Japan’s main opposition leader Friday promised drastic government reforms but was grilled over a political fund scandal ahead of key elections that could make him the next prime minister.
Yukio Hatoyama, who leads the Democratic Party of Japan, said his party would aggressively cut waste and decentralise the government if it wins general elections which embattled prime minister Taro Aso has to call by September.
“Our number one priority is to cut wasteful spending. We will draft our election manifesto with that in mind,” Hatoyama said in his address to the National Press Club.
Should the Democratic Party win the elections, Hatoyama would become the next premier, pushing Aso’s Liberal Democratic Party out of power after it has ruled Japan almost continuously for the past five decades.
The Democratic Party would still maintain the Japan-US alliance as the foundation of its diplomatic policies, he said, despite calls by a former opposition leader to drastically reduce the US military presence.
Hatoyama added, however, that the alliance may be reviewed to better reflect changing geopolitics and technological advances.

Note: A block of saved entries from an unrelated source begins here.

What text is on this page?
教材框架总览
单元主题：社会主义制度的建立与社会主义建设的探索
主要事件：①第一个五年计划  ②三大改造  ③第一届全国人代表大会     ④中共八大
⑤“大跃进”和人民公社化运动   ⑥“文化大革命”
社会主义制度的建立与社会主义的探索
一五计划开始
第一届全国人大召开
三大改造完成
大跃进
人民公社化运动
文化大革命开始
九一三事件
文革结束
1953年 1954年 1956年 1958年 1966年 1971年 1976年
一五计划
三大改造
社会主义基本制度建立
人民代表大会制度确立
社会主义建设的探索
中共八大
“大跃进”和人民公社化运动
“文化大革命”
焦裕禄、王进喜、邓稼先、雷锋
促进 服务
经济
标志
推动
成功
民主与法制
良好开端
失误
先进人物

Hatoyama said the DPJ, which has been gaining momentum in the run-up to the election, would try to balance the free market with strengthening safety measures for the socially weak and poor.
Local media attention focused mainly on Hatoyama’s money scandal involving the sources and accounting records of his political funds. He profusely apologised but maintained that any wrongdoing was committed by his former staff without his knowledge.
Hatoyama added that he was waiting for his lawyer to investigate the issue.